Wirtschaft: McZahn im Wartezimmer
Dental-Discounter findet nicht genügend große Praxen und wächst langsamer. Jetzt sollen Patienten in Bussen behandelt werden
Düsseldorf - Der Dental-Discounter McZahn kann den Ansturm von Patienten nicht bewältigen.

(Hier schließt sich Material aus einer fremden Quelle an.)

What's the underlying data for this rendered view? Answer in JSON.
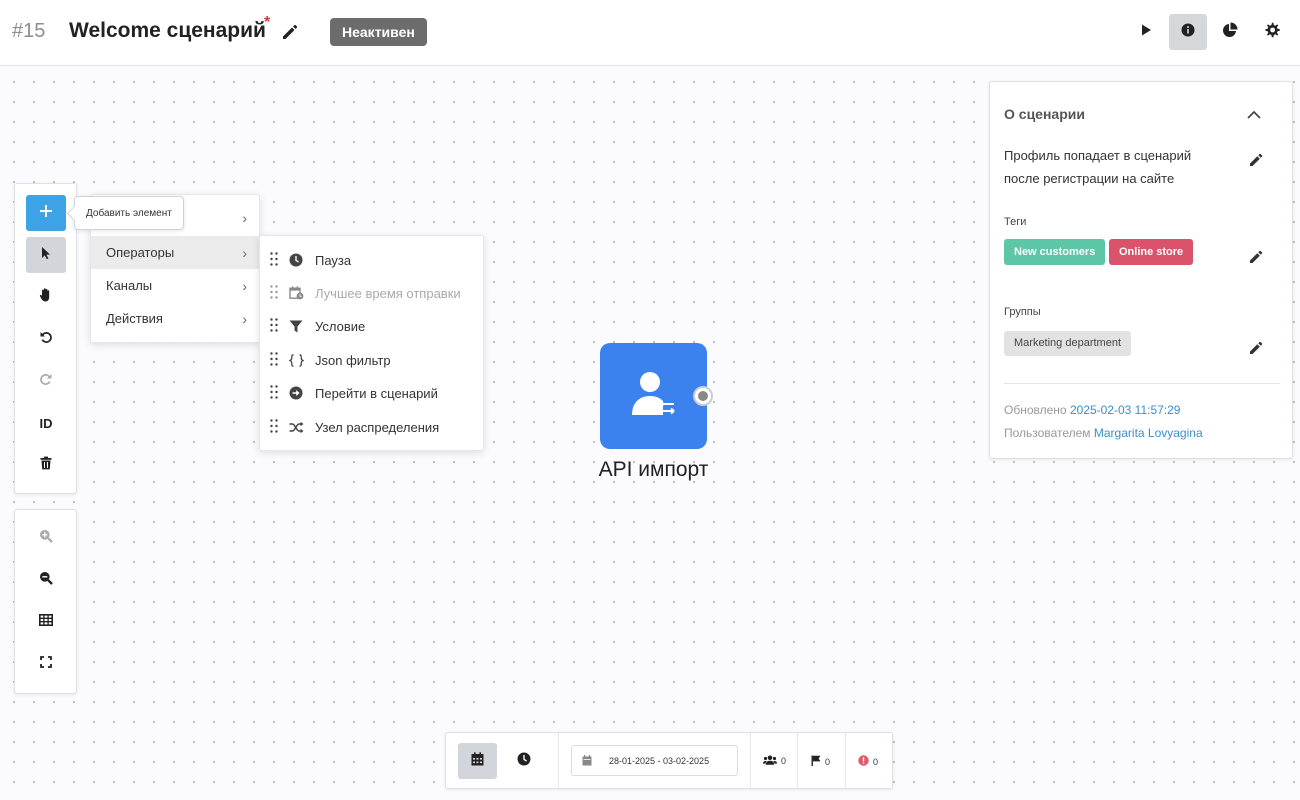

Die wegen ihrer Billig-Kronen aus China von alteingesessenen Zahnärzten gefürchtete Kette findet nicht schnell genug bezugsfertige große Räume und schraubt deshalb ihre Wachstumspläne zunächst zurück. Das Unternehmen will nach eigenen Angaben jetzt gut 300 Praxen bis 2009 eröffnen. Im Herbst hatte das Unternehmen angekündigt, im selben Zeitraum mit 450 Praxen den Markt aufrollen zu wollen.

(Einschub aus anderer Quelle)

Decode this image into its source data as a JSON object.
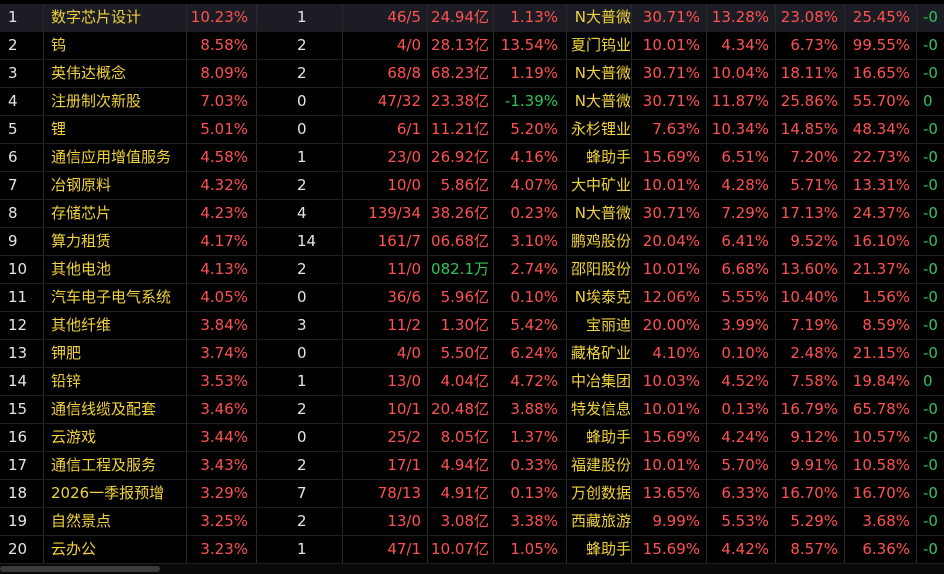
{
  "table": {
    "rows": [
      {
        "idx": "1",
        "name": "数字芯片设计",
        "chg": "10.23%",
        "n1": "1",
        "ratio": "46/5",
        "amount": "24.94亿",
        "pct": "1.13%",
        "leader": "N大普微",
        "lpct": "30.71%",
        "p1": "13.28%",
        "p2": "23.08%",
        "p3": "25.45%",
        "tail": "-0",
        "selected": true
      },
      {
        "idx": "2",
        "name": "钨",
        "chg": "8.58%",
        "n1": "2",
        "ratio": "4/0",
        "amount": "28.13亿",
        "pct": "13.54%",
        "leader": "夏门钨业",
        "lpct": "10.01%",
        "p1": "4.34%",
        "p2": "6.73%",
        "p3": "99.55%",
        "tail": "-0"
      },
      {
        "idx": "3",
        "name": "英伟达概念",
        "chg": "8.09%",
        "n1": "2",
        "ratio": "68/8",
        "amount": "68.23亿",
        "pct": "1.19%",
        "leader": "N大普微",
        "lpct": "30.71%",
        "p1": "10.04%",
        "p2": "18.11%",
        "p3": "16.65%",
        "tail": "-0"
      },
      {
        "idx": "4",
        "name": "注册制次新股",
        "chg": "7.03%",
        "n1": "0",
        "ratio": "47/32",
        "amount": "23.38亿",
        "pct": "-1.39%",
        "pct_down": true,
        "leader": "N大普微",
        "lpct": "30.71%",
        "p1": "11.87%",
        "p2": "25.86%",
        "p3": "55.70%",
        "tail": "0"
      },
      {
        "idx": "5",
        "name": "锂",
        "chg": "5.01%",
        "n1": "0",
        "ratio": "6/1",
        "amount": "11.21亿",
        "pct": "5.20%",
        "leader": "永杉锂业",
        "lpct": "7.63%",
        "p1": "10.34%",
        "p2": "14.85%",
        "p3": "48.34%",
        "tail": "-0"
      },
      {
        "idx": "6",
        "name": "通信应用增值服务",
        "chg": "4.58%",
        "n1": "1",
        "ratio": "23/0",
        "amount": "26.92亿",
        "pct": "4.16%",
        "leader": "蜂助手",
        "lpct": "15.69%",
        "p1": "6.51%",
        "p2": "7.20%",
        "p3": "22.73%",
        "tail": "-0"
      },
      {
        "idx": "7",
        "name": "冶钢原料",
        "chg": "4.32%",
        "n1": "2",
        "ratio": "10/0",
        "amount": "5.86亿",
        "pct": "4.07%",
        "leader": "大中矿业",
        "lpct": "10.01%",
        "p1": "4.28%",
        "p2": "5.71%",
        "p3": "13.31%",
        "tail": "-0"
      },
      {
        "idx": "8",
        "name": "存储芯片",
        "chg": "4.23%",
        "n1": "4",
        "ratio": "139/34",
        "amount": "38.26亿",
        "pct": "0.23%",
        "leader": "N大普微",
        "lpct": "30.71%",
        "p1": "7.29%",
        "p2": "17.13%",
        "p3": "24.37%",
        "tail": "-0"
      },
      {
        "idx": "9",
        "name": "算力租赁",
        "chg": "4.17%",
        "n1": "14",
        "ratio": "161/7",
        "amount": "06.68亿",
        "pct": "3.10%",
        "leader": "鹏鸡股份",
        "lpct": "20.04%",
        "p1": "6.41%",
        "p2": "9.52%",
        "p3": "16.10%",
        "tail": "-0"
      },
      {
        "idx": "10",
        "name": "其他电池",
        "chg": "4.13%",
        "n1": "2",
        "ratio": "11/0",
        "amount": "082.1万",
        "amount_down": true,
        "pct": "2.74%",
        "leader": "邵阳股份",
        "lpct": "10.01%",
        "p1": "6.68%",
        "p2": "13.60%",
        "p3": "21.37%",
        "tail": "-0"
      },
      {
        "idx": "11",
        "name": "汽车电子电气系统",
        "chg": "4.05%",
        "n1": "0",
        "ratio": "36/6",
        "amount": "5.96亿",
        "pct": "0.10%",
        "leader": "N埃泰克",
        "lpct": "12.06%",
        "p1": "5.55%",
        "p2": "10.40%",
        "p3": "1.56%",
        "tail": "-0"
      },
      {
        "idx": "12",
        "name": "其他纤维",
        "chg": "3.84%",
        "n1": "3",
        "ratio": "11/2",
        "amount": "1.30亿",
        "pct": "5.42%",
        "leader": "宝丽迪",
        "lpct": "20.00%",
        "p1": "3.99%",
        "p2": "7.19%",
        "p3": "8.59%",
        "tail": "-0"
      },
      {
        "idx": "13",
        "name": "钾肥",
        "chg": "3.74%",
        "n1": "0",
        "ratio": "4/0",
        "amount": "5.50亿",
        "pct": "6.24%",
        "leader": "藏格矿业",
        "lpct": "4.10%",
        "p1": "0.10%",
        "p2": "2.48%",
        "p3": "21.15%",
        "tail": "-0"
      },
      {
        "idx": "14",
        "name": "铅锌",
        "chg": "3.53%",
        "n1": "1",
        "ratio": "13/0",
        "amount": "4.04亿",
        "pct": "4.72%",
        "leader": "中冶集团",
        "lpct": "10.03%",
        "p1": "4.52%",
        "p2": "7.58%",
        "p3": "19.84%",
        "tail": "0"
      },
      {
        "idx": "15",
        "name": "通信线缆及配套",
        "chg": "3.46%",
        "n1": "2",
        "ratio": "10/1",
        "amount": "20.48亿",
        "pct": "3.88%",
        "leader": "特发信息",
        "lpct": "10.01%",
        "p1": "0.13%",
        "p2": "16.79%",
        "p3": "65.78%",
        "tail": "-0"
      },
      {
        "idx": "16",
        "name": "云游戏",
        "chg": "3.44%",
        "n1": "0",
        "ratio": "25/2",
        "amount": "8.05亿",
        "pct": "1.37%",
        "leader": "蜂助手",
        "lpct": "15.69%",
        "p1": "4.24%",
        "p2": "9.12%",
        "p3": "10.57%",
        "tail": "-0"
      },
      {
        "idx": "17",
        "name": "通信工程及服务",
        "chg": "3.43%",
        "n1": "2",
        "ratio": "17/1",
        "amount": "4.94亿",
        "pct": "0.33%",
        "leader": "福建股份",
        "lpct": "10.01%",
        "p1": "5.70%",
        "p2": "9.91%",
        "p3": "10.58%",
        "tail": "-0"
      },
      {
        "idx": "18",
        "name": "2026一季报预增",
        "chg": "3.29%",
        "n1": "7",
        "ratio": "78/13",
        "amount": "4.91亿",
        "pct": "0.13%",
        "leader": "万创数据",
        "lpct": "13.65%",
        "p1": "6.33%",
        "p2": "16.70%",
        "p3": "16.70%",
        "tail": "-0"
      },
      {
        "idx": "19",
        "name": "自然景点",
        "chg": "3.25%",
        "n1": "2",
        "ratio": "13/0",
        "amount": "3.08亿",
        "pct": "3.38%",
        "leader": "西藏旅游",
        "lpct": "9.99%",
        "p1": "5.53%",
        "p2": "5.29%",
        "p3": "3.68%",
        "tail": "-0"
      },
      {
        "idx": "20",
        "name": "云办公",
        "chg": "3.23%",
        "n1": "1",
        "ratio": "47/1",
        "amount": "10.07亿",
        "pct": "1.05%",
        "leader": "蜂助手",
        "lpct": "15.69%",
        "p1": "4.42%",
        "p2": "8.57%",
        "p3": "6.36%",
        "tail": "-0"
      }
    ]
  },
  "colors": {
    "up": "#ff5252",
    "down": "#2fc45a",
    "name": "#f0d23c",
    "text": "#e6e6e6",
    "background": "#000000"
  }
}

„Wir setzen jetzt aber auf größere Praxen mit sechs bis acht Stühlen“, sagte McZahn-Vorstandssprecher Werner Brandenbusch dem Tagesspiegel. Weil solche Großpraxen bislang selten sind, müssen meist ganze Büroetagen umgewidmet werden. Das gestaltet sich schwierig. Und bestehende Großpraxen wollen offenbar ungern ins McZahn-System wechseln, bei dem mindestens 20 Prozent des Umsatzes an die Zentrale abgeführt werden müssen. Um des Patienten-Staus Herr zu werden, bringt McZahn nun Behandlungs-Busse auf die Straße. Die komplett mit zahnmedizinischem Behandlungsraum, Röntgensystem und Labor eingerichteten Fahrzeuge sollen vor allem Altenheime ansteuern.
Mit den zunächst geplanten kleinen Praxen ist McZahn offenbar nicht zurechtgekommen. Vor allem sei es schwieriger als erwartet gewesen, die langen Öffnungszeiten mit nur einem Zahnarzt aufrechtzuerhalten, heißt es im Unternehmen. McZahn hat von sieben bis 21 Uhr geöffnet, samstags von zehn bis 15 Uhr. In der Anfang Februar eröffneten Stuttgarter Praxis reicht auch das nicht: 2000 Behandlungsanfragen in der ersten Woche habe es gegeben, nun muss die Zentrale beim Terminmanagement helfen. Für die noch nicht geöffnete Praxis in Düsseldorf habe McZahn mehr als 300 Vorreservierungen, für die Praxis in Köln stehen demnach noch mehr potenzielle Patienten Schlange.
„Die geplanten Umsätze werden mit dem Faktor zehn übertroffen“, sagte Brandenbusch. Man habe die Einnahmen pro Praxis anfangs sehr vorsichtig kalkuliert. Nun entschlössen sich Patienten aber häufiger als erwartet, kostenpflichtige Zusatzangebote in Anspruch zu nehmen.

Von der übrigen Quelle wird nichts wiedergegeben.